Spain's long-term borrowing costs eased on Thursday in a bond sale, authorities said, a further sign of strengthening confidence in the country as it hopes to crawl out of recession.

Borrowing costs drop in Spanish bond bonanza
The Madrid stock exchange building. Photo: Tomás Fano

The rate of return demanded by investors for the benchmark 10-year bond — a key measure of confidence in the eurozone's fourth-biggest economy — edged close to the record low level reached in 2010, the Bank of Spain said in a statement.

Investors snapped up more than €4 billion ($5.29 billion) in total, overshooting the Treasury's target of three or four billion euros, with demand for the bonds more than double the amount on offer.

The Treasury sold €2.41 billion of 10-year bonds, with the rate of return falling to 4.50 percent from 4.72 percent in the last comparable auction on July 18.

That brought the key rate closer to the record low of 4.14 percent reached in September 2010.

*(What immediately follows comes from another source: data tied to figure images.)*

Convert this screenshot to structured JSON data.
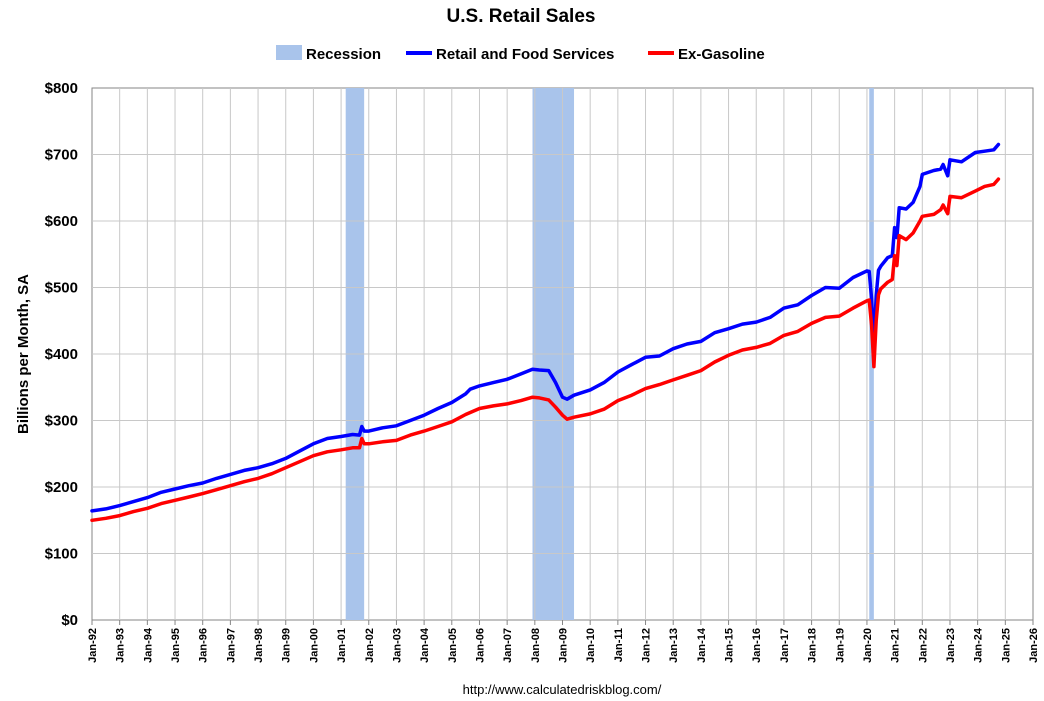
{
  "chart_data": {
    "type": "line",
    "title": "U.S. Retail Sales",
    "ylabel": "Billions per Month, SA",
    "xlabel": "",
    "ylim": [
      0,
      800
    ],
    "y_ticks": [
      0,
      100,
      200,
      300,
      400,
      500,
      600,
      700,
      800
    ],
    "y_tick_labels": [
      "$0",
      "$100",
      "$200",
      "$300",
      "$400",
      "$500",
      "$600",
      "$700",
      "$800"
    ],
    "x_range": [
      "1992-01",
      "2026-01"
    ],
    "x_tick_labels": [
      "Jan-92",
      "Jan-93",
      "Jan-94",
      "Jan-95",
      "Jan-96",
      "Jan-97",
      "Jan-98",
      "Jan-99",
      "Jan-00",
      "Jan-01",
      "Jan-02",
      "Jan-03",
      "Jan-04",
      "Jan-05",
      "Jan-06",
      "Jan-07",
      "Jan-08",
      "Jan-09",
      "Jan-10",
      "Jan-11",
      "Jan-12",
      "Jan-13",
      "Jan-14",
      "Jan-15",
      "Jan-16",
      "Jan-17",
      "Jan-18",
      "Jan-19",
      "Jan-20",
      "Jan-21",
      "Jan-22",
      "Jan-23",
      "Jan-24",
      "Jan-25",
      "Jan-26"
    ],
    "grid": true,
    "legend_position": "top",
    "recessions": [
      {
        "start": "2001-03",
        "end": "2001-11"
      },
      {
        "start": "2007-12",
        "end": "2009-06"
      },
      {
        "start": "2020-02",
        "end": "2020-04"
      }
    ],
    "series": [
      {
        "name": "Recession",
        "kind": "band",
        "color": "#a9c4eb"
      },
      {
        "name": "Retail and Food Services",
        "kind": "line",
        "color": "#0000ff",
        "points": [
          [
            "1992-01",
            164
          ],
          [
            "1992-07",
            167
          ],
          [
            "1993-01",
            172
          ],
          [
            "1993-07",
            178
          ],
          [
            "1994-01",
            184
          ],
          [
            "1994-07",
            192
          ],
          [
            "1995-01",
            197
          ],
          [
            "1995-07",
            202
          ],
          [
            "1996-01",
            206
          ],
          [
            "1996-07",
            213
          ],
          [
            "1997-01",
            219
          ],
          [
            "1997-07",
            225
          ],
          [
            "1998-01",
            229
          ],
          [
            "1998-07",
            235
          ],
          [
            "1999-01",
            243
          ],
          [
            "1999-07",
            254
          ],
          [
            "2000-01",
            265
          ],
          [
            "2000-07",
            273
          ],
          [
            "2001-01",
            276
          ],
          [
            "2001-06",
            279
          ],
          [
            "2001-09",
            278
          ],
          [
            "2001-10",
            291
          ],
          [
            "2001-11",
            284
          ],
          [
            "2002-01",
            284
          ],
          [
            "2002-07",
            289
          ],
          [
            "2003-01",
            292
          ],
          [
            "2003-07",
            300
          ],
          [
            "2004-01",
            308
          ],
          [
            "2004-07",
            318
          ],
          [
            "2005-01",
            327
          ],
          [
            "2005-07",
            340
          ],
          [
            "2005-09",
            347
          ],
          [
            "2006-01",
            352
          ],
          [
            "2006-07",
            357
          ],
          [
            "2007-01",
            362
          ],
          [
            "2007-07",
            370
          ],
          [
            "2007-12",
            377
          ],
          [
            "2008-03",
            376
          ],
          [
            "2008-07",
            375
          ],
          [
            "2008-10",
            357
          ],
          [
            "2009-01",
            335
          ],
          [
            "2009-03",
            332
          ],
          [
            "2009-06",
            338
          ],
          [
            "2010-01",
            346
          ],
          [
            "2010-07",
            357
          ],
          [
            "2011-01",
            373
          ],
          [
            "2011-07",
            384
          ],
          [
            "2012-01",
            395
          ],
          [
            "2012-07",
            397
          ],
          [
            "2013-01",
            408
          ],
          [
            "2013-07",
            415
          ],
          [
            "2014-01",
            419
          ],
          [
            "2014-07",
            432
          ],
          [
            "2015-01",
            438
          ],
          [
            "2015-07",
            445
          ],
          [
            "2016-01",
            448
          ],
          [
            "2016-07",
            455
          ],
          [
            "2017-01",
            469
          ],
          [
            "2017-07",
            474
          ],
          [
            "2018-01",
            488
          ],
          [
            "2018-07",
            500
          ],
          [
            "2019-01",
            499
          ],
          [
            "2019-07",
            515
          ],
          [
            "2020-01",
            525
          ],
          [
            "2020-02",
            524
          ],
          [
            "2020-03",
            483
          ],
          [
            "2020-04",
            411
          ],
          [
            "2020-05",
            488
          ],
          [
            "2020-06",
            526
          ],
          [
            "2020-07",
            532
          ],
          [
            "2020-10",
            545
          ],
          [
            "2020-12",
            548
          ],
          [
            "2021-01",
            590
          ],
          [
            "2021-02",
            575
          ],
          [
            "2021-03",
            620
          ],
          [
            "2021-06",
            618
          ],
          [
            "2021-09",
            628
          ],
          [
            "2021-12",
            652
          ],
          [
            "2022-01",
            670
          ],
          [
            "2022-06",
            676
          ],
          [
            "2022-09",
            678
          ],
          [
            "2022-10",
            685
          ],
          [
            "2022-12",
            668
          ],
          [
            "2023-01",
            692
          ],
          [
            "2023-06",
            689
          ],
          [
            "2023-12",
            703
          ],
          [
            "2024-04",
            705
          ],
          [
            "2024-08",
            707
          ],
          [
            "2024-10",
            715
          ]
        ]
      },
      {
        "name": "Ex-Gasoline",
        "kind": "line",
        "color": "#ff0000",
        "points": [
          [
            "1992-01",
            150
          ],
          [
            "1992-07",
            153
          ],
          [
            "1993-01",
            157
          ],
          [
            "1993-07",
            163
          ],
          [
            "1994-01",
            168
          ],
          [
            "1994-07",
            175
          ],
          [
            "1995-01",
            180
          ],
          [
            "1995-07",
            185
          ],
          [
            "1996-01",
            190
          ],
          [
            "1996-07",
            196
          ],
          [
            "1997-01",
            202
          ],
          [
            "1997-07",
            208
          ],
          [
            "1998-01",
            213
          ],
          [
            "1998-07",
            220
          ],
          [
            "1999-01",
            229
          ],
          [
            "1999-07",
            238
          ],
          [
            "2000-01",
            247
          ],
          [
            "2000-07",
            253
          ],
          [
            "2001-01",
            256
          ],
          [
            "2001-06",
            259
          ],
          [
            "2001-09",
            259
          ],
          [
            "2001-10",
            273
          ],
          [
            "2001-11",
            265
          ],
          [
            "2002-01",
            265
          ],
          [
            "2002-07",
            268
          ],
          [
            "2003-01",
            270
          ],
          [
            "2003-07",
            278
          ],
          [
            "2004-01",
            284
          ],
          [
            "2004-07",
            291
          ],
          [
            "2005-01",
            298
          ],
          [
            "2005-07",
            309
          ],
          [
            "2006-01",
            318
          ],
          [
            "2006-07",
            322
          ],
          [
            "2007-01",
            325
          ],
          [
            "2007-07",
            330
          ],
          [
            "2007-12",
            335
          ],
          [
            "2008-03",
            334
          ],
          [
            "2008-07",
            331
          ],
          [
            "2008-10",
            320
          ],
          [
            "2009-01",
            308
          ],
          [
            "2009-03",
            302
          ],
          [
            "2009-06",
            305
          ],
          [
            "2010-01",
            310
          ],
          [
            "2010-07",
            317
          ],
          [
            "2011-01",
            330
          ],
          [
            "2011-07",
            338
          ],
          [
            "2012-01",
            348
          ],
          [
            "2012-07",
            354
          ],
          [
            "2013-01",
            361
          ],
          [
            "2013-07",
            368
          ],
          [
            "2014-01",
            375
          ],
          [
            "2014-07",
            388
          ],
          [
            "2015-01",
            398
          ],
          [
            "2015-07",
            406
          ],
          [
            "2016-01",
            410
          ],
          [
            "2016-07",
            416
          ],
          [
            "2017-01",
            428
          ],
          [
            "2017-07",
            434
          ],
          [
            "2018-01",
            446
          ],
          [
            "2018-07",
            455
          ],
          [
            "2019-01",
            457
          ],
          [
            "2019-07",
            469
          ],
          [
            "2020-01",
            480
          ],
          [
            "2020-02",
            481
          ],
          [
            "2020-03",
            443
          ],
          [
            "2020-04",
            381
          ],
          [
            "2020-05",
            450
          ],
          [
            "2020-06",
            489
          ],
          [
            "2020-07",
            498
          ],
          [
            "2020-10",
            508
          ],
          [
            "2020-12",
            512
          ],
          [
            "2021-01",
            548
          ],
          [
            "2021-02",
            533
          ],
          [
            "2021-03",
            578
          ],
          [
            "2021-06",
            572
          ],
          [
            "2021-09",
            582
          ],
          [
            "2021-12",
            600
          ],
          [
            "2022-01",
            607
          ],
          [
            "2022-06",
            610
          ],
          [
            "2022-09",
            617
          ],
          [
            "2022-10",
            624
          ],
          [
            "2022-12",
            611
          ],
          [
            "2023-01",
            637
          ],
          [
            "2023-06",
            635
          ],
          [
            "2023-12",
            645
          ],
          [
            "2024-04",
            652
          ],
          [
            "2024-08",
            655
          ],
          [
            "2024-10",
            663
          ]
        ]
      }
    ]
  },
  "source_text": "http://www.calculatedriskblog.com/"
}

It also sold just under €1.6 billion worth of five-year bonds, with the rate falling to 3.48 percent from 3.56 percent in the last comparable sale on August 1.

Spain's soaring borrowing costs last year raised fears for the overall stability of the eurozone but the conservative government resisted speculation that it would seek a full euro zone bailout and financial tensions have since eased.

The pace of economic contraction eased in the second quarter of this year and the government and central bank now expect the country to return to economic growth in the current quarter.

The Madrid stock exchange rose slightly after Thursday's sale, with the IBEX-35 leading share index 0.39 percent higher in early afternoon trading.